ECLASS is a member of the Industrial Digital Twin Association (IDTA). The aim of the collaboration is to support the Asset Administration Shell (AAS) as a central element of the digital twin with standardized, machine-readable data from ECLASS. This allows the properties and classification of the ECLASS Standard to be integrated directly into the AAS, which promotes interoperability between systems and creates a uniform semantic basis for Industry 4.0 applications.

== Distribution ==
Around 5,000 companies worldwide are already successfully using the ECLASS Standard for digital data exchange across all borders. ECLASS is used in industry, commerce, trade and the service sector. The current 40 segments (as of 2025) include, for example, construction, logistics, food, medicine, optics, automotive, laboratory technology and office supplies. In addition to large international companies such as Siemens, SAP, VW-Audi and BASF, the German medical sector, for example, has opted for ECLASS as the classification standard for electronic data exchange. It is also used in public procurement, e.g. by the purchasing department of the federal government and some federal states of Germany.

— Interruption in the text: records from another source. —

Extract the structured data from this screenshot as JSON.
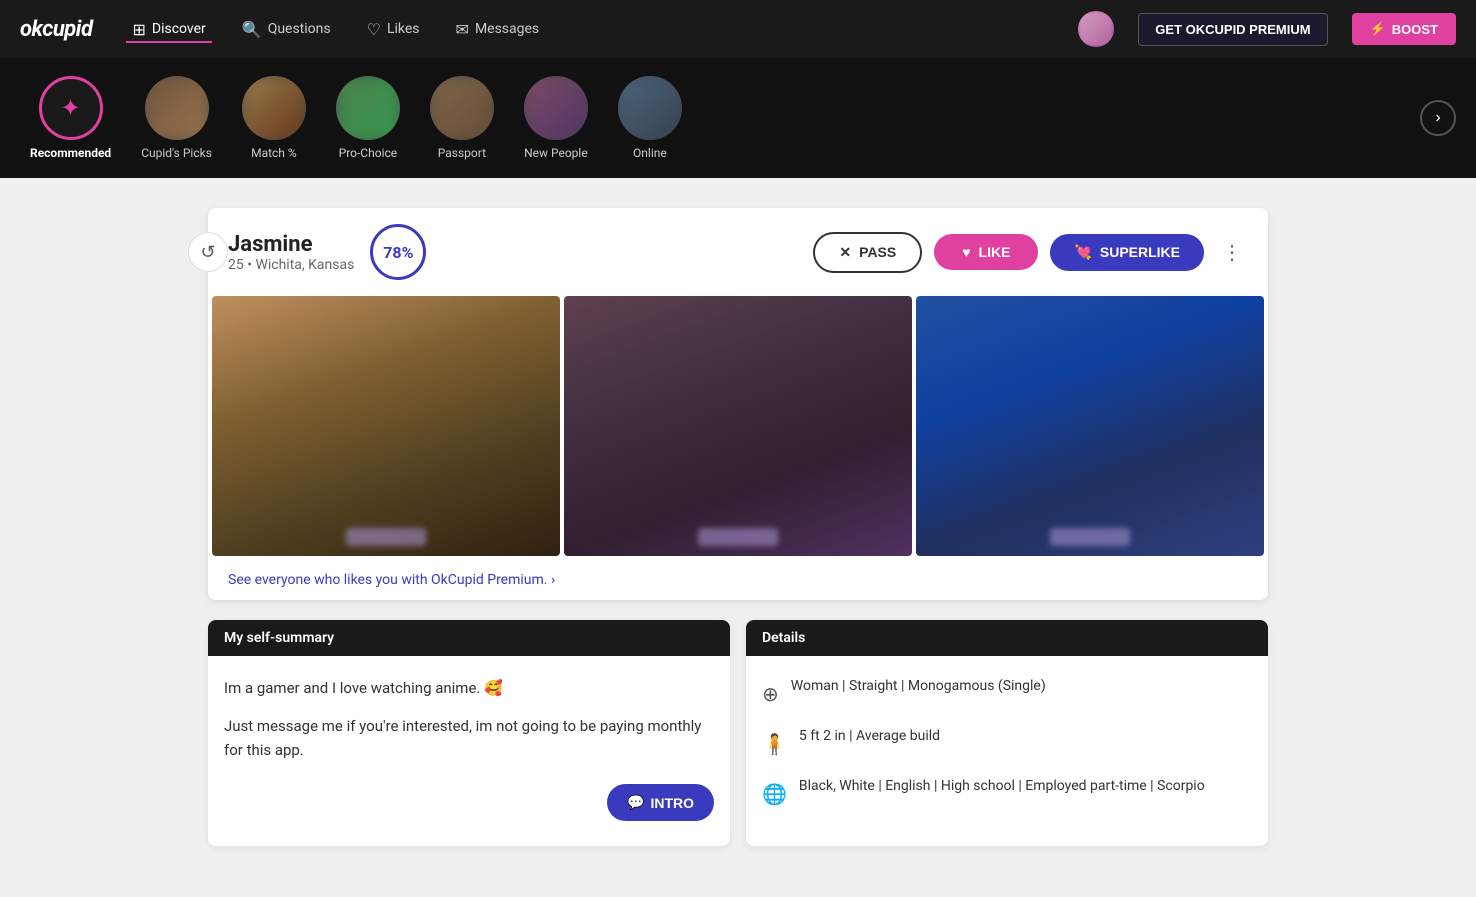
{
  "app": {
    "logo": "okcupid",
    "nav_items": [
      {
        "label": "Discover",
        "icon": "⊞",
        "active": true
      },
      {
        "label": "Questions",
        "icon": "?"
      },
      {
        "label": "Likes",
        "icon": "♡"
      },
      {
        "label": "Messages",
        "icon": "✉"
      }
    ],
    "btn_premium": "GET OKCUPID PREMIUM",
    "btn_boost": "BOOST"
  },
  "categories": [
    {
      "id": "recommended",
      "label": "Recommended",
      "active": true,
      "special": true
    },
    {
      "id": "cupids-picks",
      "label": "Cupid's Picks",
      "active": false
    },
    {
      "id": "match",
      "label": "Match %",
      "active": false
    },
    {
      "id": "pro-choice",
      "label": "Pro-Choice",
      "active": false
    },
    {
      "id": "passport",
      "label": "Passport",
      "active": false
    },
    {
      "id": "new-people",
      "label": "New People",
      "active": false
    },
    {
      "id": "online",
      "label": "Online",
      "active": false
    }
  ],
  "profile": {
    "name": "Jasmine",
    "age": "25",
    "location": "Wichita, Kansas",
    "match_percent": "78%",
    "pass_label": "PASS",
    "like_label": "LIKE",
    "superlike_label": "SUPERLIKE",
    "premium_link": "See everyone who likes you with OkCupid Premium. ›",
    "self_summary_header": "My self-summary",
    "self_summary_p1": "Im a gamer and I love watching anime. 🥰",
    "self_summary_p2": "Just message me if you're interested, im not going to be paying monthly for this app.",
    "intro_label": "INTRO",
    "details_header": "Details",
    "detail_1": "Woman | Straight | Monogamous (Single)",
    "detail_2": "5 ft 2 in | Average build",
    "detail_3": "Black, White | English | High school | Employed part-time | Scorpio"
  }
}
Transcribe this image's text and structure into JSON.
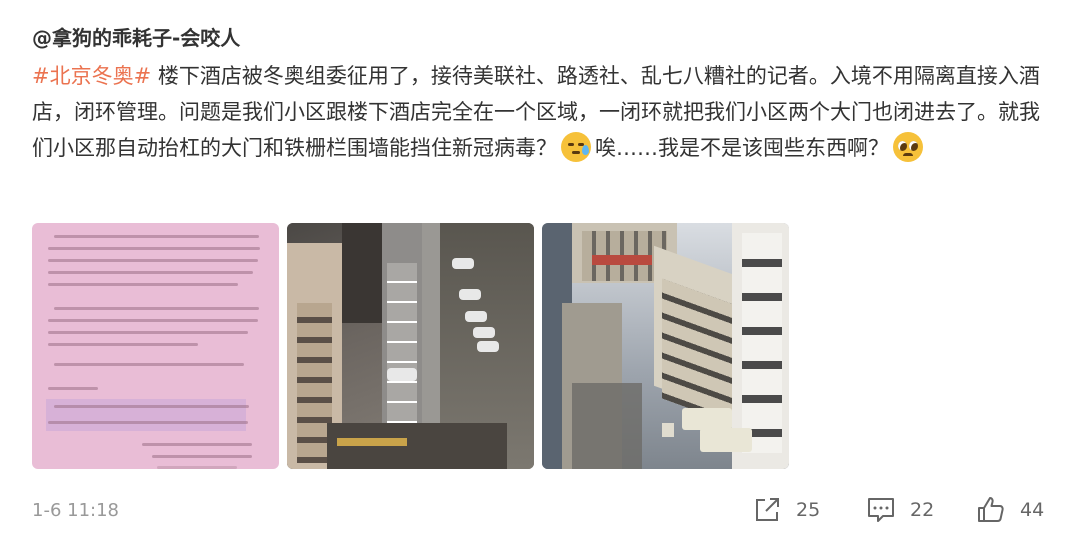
{
  "post": {
    "author": "@拿狗的乖耗子-会咬人",
    "topic": "#北京冬奥#",
    "text_1": " 楼下酒店被冬奥组委征用了，接待美联社、路透社、乱七八糟社的记者。入境不用隔离直接入酒店，闭环管理。问题是我们小区跟楼下酒店完全在一个区域，一闭环就把我们小区两个大门也闭进去了。就我们小区那自动抬杠的大门和铁栅栏围墙能挡住新冠病毒？",
    "emoji_1": "sweat-emoji",
    "text_2": "唉……我是不是该囤些东西啊？",
    "emoji_2": "pleading-emoji",
    "time": "1-6 11:18"
  },
  "images": [
    {
      "name": "notice-photo"
    },
    {
      "name": "hotel-street-photo"
    },
    {
      "name": "hotel-courtyard-photo"
    }
  ],
  "actions": {
    "share_icon": "share-icon",
    "share_count": "25",
    "comment_icon": "comment-icon",
    "comment_count": "22",
    "like_icon": "thumbs-up-icon",
    "like_count": "44"
  },
  "colors": {
    "topic": "#eb7350",
    "text": "#333333",
    "meta": "#999999"
  }
}
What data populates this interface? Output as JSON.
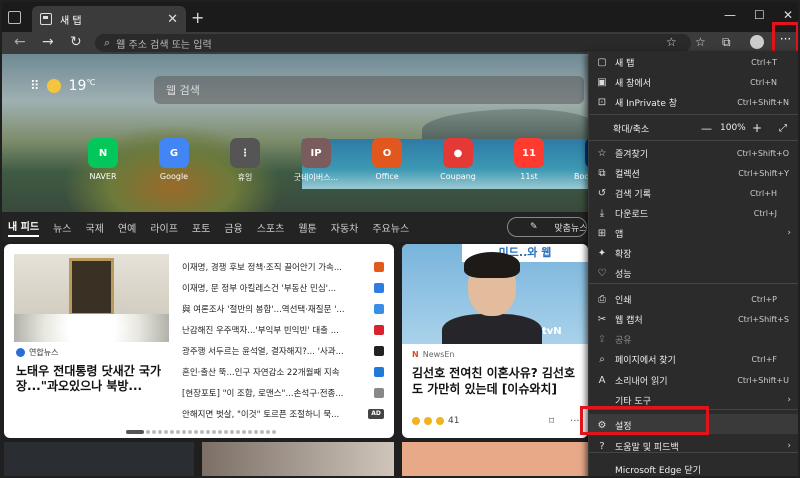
{
  "window": {
    "tab_title": "새 탭",
    "close_tab": "✕",
    "new_tab": "+",
    "minimize": "—",
    "maximize": "☐",
    "close": "✕"
  },
  "address": {
    "placeholder": "웹 주소 검색 또는 입력",
    "more_button": "···"
  },
  "hero": {
    "temperature": "19",
    "temperature_unit": "℃",
    "search_placeholder": "웹 검색",
    "quick_links": [
      {
        "label": "NAVER",
        "badge": "N",
        "color": "#03c75a"
      },
      {
        "label": "Google",
        "badge": "G",
        "color": "#4285f4"
      },
      {
        "label": "휴잉",
        "badge": "⋮",
        "color": "#555555"
      },
      {
        "label": "굿네이버스...",
        "badge": "IP",
        "color": "#7a5c5c"
      },
      {
        "label": "Office",
        "badge": "O",
        "color": "#e2571e"
      },
      {
        "label": "Coupang",
        "badge": "●",
        "color": "#e53935"
      },
      {
        "label": "11st",
        "badge": "11",
        "color": "#ff3b30"
      },
      {
        "label": "Booking.com",
        "badge": "B",
        "color": "#003580"
      }
    ]
  },
  "news_nav": {
    "items": [
      "내 피드",
      "뉴스",
      "국제",
      "연예",
      "라이프",
      "포토",
      "금융",
      "스포츠",
      "웹툰",
      "자동차",
      "주요뉴스"
    ],
    "customize": "맞춤뉴스 설정"
  },
  "card1": {
    "source": "연합뉴스",
    "headline": "노태우 전대통령 닷새간 국가장...\"과오있으나 북방...",
    "list": [
      "이재명, 경쟁 후보 정책·조직 끌어안기 가속...",
      "이재명, 문 정부 아킬레스건 '부동산 민심'...",
      "與 여론조사 '절반의 봉합'...역선택·재질문 '...",
      "난감해진 우주맥자...'부익부 빈익빈' 대출 ...",
      "광주행 서두르는 윤석열, 결자해지?... '사과...",
      "혼인·출산 뚝...인구 자연감소 22개월째 지속",
      "[현장포토] \"이 조합, 로맨스\"...손석구·전종...",
      "안해지면 벗살, \"이것\" 토르픈 조절하니 묵..."
    ],
    "ad_badge": "AD"
  },
  "card2": {
    "sign_text": "미드..와 웹",
    "tvn": "tvN",
    "source": "NewsEn",
    "headline": "김선호 전여친 이혼사유? 김선호도 가만히 있는데 [이슈와치]",
    "reactions": "41",
    "bookmark": "⌑",
    "more": "···"
  },
  "menu": {
    "items": [
      {
        "icon": "▢",
        "label": "새 탭",
        "shortcut": "Ctrl+T"
      },
      {
        "icon": "▣",
        "label": "새 창에서",
        "shortcut": "Ctrl+N"
      },
      {
        "icon": "⊡",
        "label": "새 InPrivate 창",
        "shortcut": "Ctrl+Shift+N"
      },
      {
        "icon": "☆",
        "label": "즐겨찾기",
        "shortcut": "Ctrl+Shift+O"
      },
      {
        "icon": "⧉",
        "label": "컬렉션",
        "shortcut": "Ctrl+Shift+Y"
      },
      {
        "icon": "↺",
        "label": "검색 기록",
        "shortcut": "Ctrl+H"
      },
      {
        "icon": "⤓",
        "label": "다운로드",
        "shortcut": "Ctrl+J"
      },
      {
        "icon": "⊞",
        "label": "앱",
        "shortcut": ""
      },
      {
        "icon": "✦",
        "label": "확장",
        "shortcut": ""
      },
      {
        "icon": "♡",
        "label": "성능",
        "shortcut": ""
      },
      {
        "icon": "⎙",
        "label": "인쇄",
        "shortcut": "Ctrl+P"
      },
      {
        "icon": "✂",
        "label": "웹 캡처",
        "shortcut": "Ctrl+Shift+S"
      },
      {
        "icon": "⇪",
        "label": "공유",
        "shortcut": ""
      },
      {
        "icon": "⌕",
        "label": "페이지에서 찾기",
        "shortcut": "Ctrl+F"
      },
      {
        "icon": "A",
        "label": "소리내어 읽기",
        "shortcut": "Ctrl+Shift+U"
      },
      {
        "icon": "",
        "label": "기타 도구",
        "shortcut": ""
      },
      {
        "icon": "⚙",
        "label": "설정",
        "shortcut": ""
      },
      {
        "icon": "?",
        "label": "도움말 및 피드백",
        "shortcut": ""
      },
      {
        "icon": "",
        "label": "Microsoft Edge 닫기",
        "shortcut": ""
      }
    ],
    "zoom_label": "확대/축소",
    "zoom_value": "100%",
    "zoom_minus": "—",
    "zoom_plus": "+",
    "zoom_full": "⤢",
    "arrow": "›"
  },
  "colors": {
    "highlight": "#e0141a"
  }
}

In 2002, the Fraunhofer Institute for Industrial Engineering published a survey according to which 34.9% of the 296 companies surveyed used a standard product classification system, of which 32.4% used ECLASS, i.e. 11.3% in absolute terms. This put ECLASS ahead of ETIM (6.6%) and UNSPSC (3.8%) in Germany.

== Literature ==
- Hepp, Martin (2007). "A quantitative analysis of product categorization standards: content, coverage, and maintenance of eCl@ss, UNSPSC, eOTD, and the RosettaNet Technical Dictionary."
- Hepp, Martin (2003). "Güterklassifikation als semantisches Standardisierungsproblem"
- Brenner, Wolfgang (2008). "Klassifizierung in der Praxis."